His remarks came a day after an adviser to President Recep Tayyip Erdoğan said Turkey could suspend all of its agreements with the European Union, including a customs union, if the bloc continues its “double standards” in talks with Ankara. 

A deal between Brussels and Ankara to stem the flow of illegal migrants into Europe has been hampered by disagreements over Turkey’s counter-terrorism law, which the EU wants to see brought in line with EU standards. 

Turkey has accused Europe of throwing up new hurdles in the deal, which is meant to give Turks visa-free travel to the EU in return for curbing illegal migration. 

Meet with Timmermans in Antalya

Çavuşoğlu and the vice president of the European Union’s executive body have agreed to hold a bilateral meeting later this week in order to deal with the latest developments surrounding the landmark, yet controversial, migration deal.

Çavuşoğlu initiated a phone call with the European Commission’s vice president, Frans Timmermans, late on May 23, Turkish diplomatic sources told the Hürriyet Daily News on May 24.

Çavuşoğlu told TRT that he voiced Turkey’s “unease” over recent statements from the EU during the call with Timmermans. The minister and Timmermans agreed to meet in Antalya on the sidelines of a United Nations conference in the coming days, he added.

“Within this framework, an agreement in principle has been reached to hold a meeting with Timmermans at the foreign minister level in the coming days, either in Antalya or Ankara on the sidelines of the Midterm Review conference for the Istanbul Program of Action for the Least Developed Countries (LDCs),” the diplomatic source told HDN earlier on May 24.

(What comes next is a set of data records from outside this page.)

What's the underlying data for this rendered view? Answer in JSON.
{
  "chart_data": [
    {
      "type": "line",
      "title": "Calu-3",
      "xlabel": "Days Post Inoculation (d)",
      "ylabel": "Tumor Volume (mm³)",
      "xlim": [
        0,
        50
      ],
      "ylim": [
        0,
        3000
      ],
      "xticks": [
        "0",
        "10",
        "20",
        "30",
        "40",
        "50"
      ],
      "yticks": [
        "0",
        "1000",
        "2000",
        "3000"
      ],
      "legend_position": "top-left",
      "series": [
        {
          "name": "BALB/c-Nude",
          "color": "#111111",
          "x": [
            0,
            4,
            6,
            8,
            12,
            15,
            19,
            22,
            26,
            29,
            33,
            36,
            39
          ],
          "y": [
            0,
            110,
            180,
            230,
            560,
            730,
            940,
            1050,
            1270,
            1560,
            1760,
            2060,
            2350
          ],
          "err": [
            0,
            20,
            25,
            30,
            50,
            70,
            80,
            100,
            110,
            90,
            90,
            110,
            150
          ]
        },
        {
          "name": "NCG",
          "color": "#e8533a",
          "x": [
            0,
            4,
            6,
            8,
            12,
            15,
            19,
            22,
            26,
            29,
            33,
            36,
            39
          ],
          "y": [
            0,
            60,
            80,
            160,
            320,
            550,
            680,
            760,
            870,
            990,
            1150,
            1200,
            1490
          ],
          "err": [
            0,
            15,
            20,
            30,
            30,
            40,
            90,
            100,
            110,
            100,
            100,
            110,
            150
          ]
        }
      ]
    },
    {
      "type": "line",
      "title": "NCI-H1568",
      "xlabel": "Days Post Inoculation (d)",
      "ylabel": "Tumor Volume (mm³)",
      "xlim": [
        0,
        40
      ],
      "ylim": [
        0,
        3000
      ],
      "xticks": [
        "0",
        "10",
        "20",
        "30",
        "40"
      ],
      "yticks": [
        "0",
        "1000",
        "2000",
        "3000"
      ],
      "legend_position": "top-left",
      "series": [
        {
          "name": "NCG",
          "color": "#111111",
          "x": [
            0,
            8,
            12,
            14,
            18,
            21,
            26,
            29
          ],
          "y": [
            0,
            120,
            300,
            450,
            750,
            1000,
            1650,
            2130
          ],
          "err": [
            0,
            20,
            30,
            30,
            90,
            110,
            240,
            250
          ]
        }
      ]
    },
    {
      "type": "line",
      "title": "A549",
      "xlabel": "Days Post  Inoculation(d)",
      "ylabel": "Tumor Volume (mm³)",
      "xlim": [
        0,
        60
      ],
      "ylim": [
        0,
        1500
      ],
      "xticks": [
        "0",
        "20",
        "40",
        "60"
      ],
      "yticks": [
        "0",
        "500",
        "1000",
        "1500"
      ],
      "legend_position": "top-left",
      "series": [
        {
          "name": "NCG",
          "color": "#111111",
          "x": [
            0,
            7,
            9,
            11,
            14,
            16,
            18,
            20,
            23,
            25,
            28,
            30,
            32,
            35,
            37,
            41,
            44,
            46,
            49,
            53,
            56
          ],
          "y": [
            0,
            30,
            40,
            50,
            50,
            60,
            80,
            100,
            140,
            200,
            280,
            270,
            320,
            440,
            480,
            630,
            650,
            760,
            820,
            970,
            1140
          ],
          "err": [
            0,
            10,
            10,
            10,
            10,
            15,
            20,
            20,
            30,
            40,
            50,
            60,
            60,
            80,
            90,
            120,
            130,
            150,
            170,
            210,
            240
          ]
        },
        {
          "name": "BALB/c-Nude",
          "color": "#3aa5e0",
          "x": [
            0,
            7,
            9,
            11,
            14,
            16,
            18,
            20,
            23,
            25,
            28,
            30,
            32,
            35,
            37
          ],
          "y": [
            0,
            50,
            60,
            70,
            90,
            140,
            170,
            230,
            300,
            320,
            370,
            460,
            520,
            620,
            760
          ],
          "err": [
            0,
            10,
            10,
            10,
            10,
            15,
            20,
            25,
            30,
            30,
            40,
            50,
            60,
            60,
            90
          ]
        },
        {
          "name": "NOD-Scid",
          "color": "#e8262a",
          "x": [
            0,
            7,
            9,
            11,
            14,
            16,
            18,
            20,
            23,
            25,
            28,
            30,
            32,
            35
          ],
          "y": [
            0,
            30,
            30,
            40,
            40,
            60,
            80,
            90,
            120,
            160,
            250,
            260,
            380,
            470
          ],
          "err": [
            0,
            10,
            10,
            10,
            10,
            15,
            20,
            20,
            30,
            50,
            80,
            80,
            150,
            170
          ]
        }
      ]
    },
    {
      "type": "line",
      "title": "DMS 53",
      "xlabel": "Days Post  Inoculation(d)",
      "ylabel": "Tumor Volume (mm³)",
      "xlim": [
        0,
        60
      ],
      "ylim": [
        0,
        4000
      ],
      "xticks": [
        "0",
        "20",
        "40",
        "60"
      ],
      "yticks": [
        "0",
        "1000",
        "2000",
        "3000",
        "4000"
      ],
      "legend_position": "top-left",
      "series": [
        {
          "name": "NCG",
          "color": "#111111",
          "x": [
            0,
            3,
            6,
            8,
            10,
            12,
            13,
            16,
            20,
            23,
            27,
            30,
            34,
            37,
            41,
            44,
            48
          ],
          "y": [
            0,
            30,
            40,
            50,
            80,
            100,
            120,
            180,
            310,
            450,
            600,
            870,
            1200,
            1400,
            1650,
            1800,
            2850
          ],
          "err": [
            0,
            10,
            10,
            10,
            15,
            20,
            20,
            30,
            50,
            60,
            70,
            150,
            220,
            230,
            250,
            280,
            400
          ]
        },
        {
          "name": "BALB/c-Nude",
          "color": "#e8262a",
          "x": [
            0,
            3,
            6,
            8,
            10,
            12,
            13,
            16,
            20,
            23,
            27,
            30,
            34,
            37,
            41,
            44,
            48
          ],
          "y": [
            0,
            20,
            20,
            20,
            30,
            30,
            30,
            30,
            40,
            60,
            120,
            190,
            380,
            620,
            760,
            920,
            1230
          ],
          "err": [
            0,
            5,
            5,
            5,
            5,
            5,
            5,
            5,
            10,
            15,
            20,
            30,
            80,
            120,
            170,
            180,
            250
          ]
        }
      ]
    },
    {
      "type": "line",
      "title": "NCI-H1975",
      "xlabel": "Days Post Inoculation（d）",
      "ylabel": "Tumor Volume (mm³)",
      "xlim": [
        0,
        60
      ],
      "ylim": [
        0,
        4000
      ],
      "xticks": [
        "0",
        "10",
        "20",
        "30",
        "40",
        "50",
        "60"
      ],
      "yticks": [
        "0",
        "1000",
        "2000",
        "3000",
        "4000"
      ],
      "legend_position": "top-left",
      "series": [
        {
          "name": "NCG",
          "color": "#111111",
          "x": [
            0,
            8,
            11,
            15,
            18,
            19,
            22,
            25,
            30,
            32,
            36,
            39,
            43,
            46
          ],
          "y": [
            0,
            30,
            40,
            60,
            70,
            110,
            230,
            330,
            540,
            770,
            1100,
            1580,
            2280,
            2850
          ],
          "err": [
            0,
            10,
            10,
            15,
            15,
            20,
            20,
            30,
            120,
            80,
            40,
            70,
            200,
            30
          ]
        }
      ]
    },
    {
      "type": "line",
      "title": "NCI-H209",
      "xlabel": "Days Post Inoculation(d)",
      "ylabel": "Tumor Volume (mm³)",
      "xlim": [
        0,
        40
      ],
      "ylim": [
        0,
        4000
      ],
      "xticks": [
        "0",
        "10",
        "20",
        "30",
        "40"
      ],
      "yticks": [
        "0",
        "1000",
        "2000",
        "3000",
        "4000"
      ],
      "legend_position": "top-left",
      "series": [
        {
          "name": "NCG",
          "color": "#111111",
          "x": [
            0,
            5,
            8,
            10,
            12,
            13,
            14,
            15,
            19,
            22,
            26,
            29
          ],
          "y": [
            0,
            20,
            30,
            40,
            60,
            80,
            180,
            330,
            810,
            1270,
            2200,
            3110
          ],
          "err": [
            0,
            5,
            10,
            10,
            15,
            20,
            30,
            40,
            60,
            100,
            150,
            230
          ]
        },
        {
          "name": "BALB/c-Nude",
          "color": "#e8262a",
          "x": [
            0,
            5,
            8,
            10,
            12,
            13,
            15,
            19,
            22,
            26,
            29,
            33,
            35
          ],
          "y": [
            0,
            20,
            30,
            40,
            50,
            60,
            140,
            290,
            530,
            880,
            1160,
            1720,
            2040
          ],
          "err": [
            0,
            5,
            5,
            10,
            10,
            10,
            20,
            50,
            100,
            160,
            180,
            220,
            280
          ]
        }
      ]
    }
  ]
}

The Mediterranean resort province of Antalya, the hometown of Çavuşoğlu, will host the U.N. conference set to set to undertake a review of progress made during the past five years by the world’s 48 LDCs from May 27 to 29.

“During the call, views have been exchanged in regards to the particularity on mutually implementing of the agreement reached with the EU within the context of the irregular migration and readmission/visa liberalization arrangements,” the diplomatic source, speaking under customary condition of anonymity, also said.

When the diplomatic sources were speaking with the HDN in the morning hours, Turkey’s new prime minister, Binali Yıldırım, had not yet unveiled his new cabinet line-up two days after being given a mandate by Erdoğan.

Çavuşoğlu is among the ministers who remained in place.

‘Very radical decisions’

Just a few hours before Çavuşoğlu initiated the call with Timmermans, Erdoğan and German Chancellor Angela Merkel held thorny talks on the sidelines of the World Humanitarian Summit in Istanbul.

Sources from the Turkish president’s office said Erdoğan and Merkel agreed that Turkey needed talks with EU institutions on its sensitivities in the fight against terrorism as they try to keep a landmark migration deal on track. 

Earlier on the same day, however, Erdoğan’s economy adviser, Yiğit Bulut, told state broadcaster TRT that Turkey could make “very radical decisions,” including shelving a customs union agreement with the EU, if the bloc fails to “meet promises made to Turkish citizens.”

“Let them continue to apply double standards, let them continue not to keep their promises for Turkish citizens, but they should know that if they maintain this attitude Turkey will take some very radical decisions very soon,” Bulut said. “[Turkey] could review all relations with the EU, including the customs union deals and the migrant readmission agreements. Europe has to keep its promises,” he said.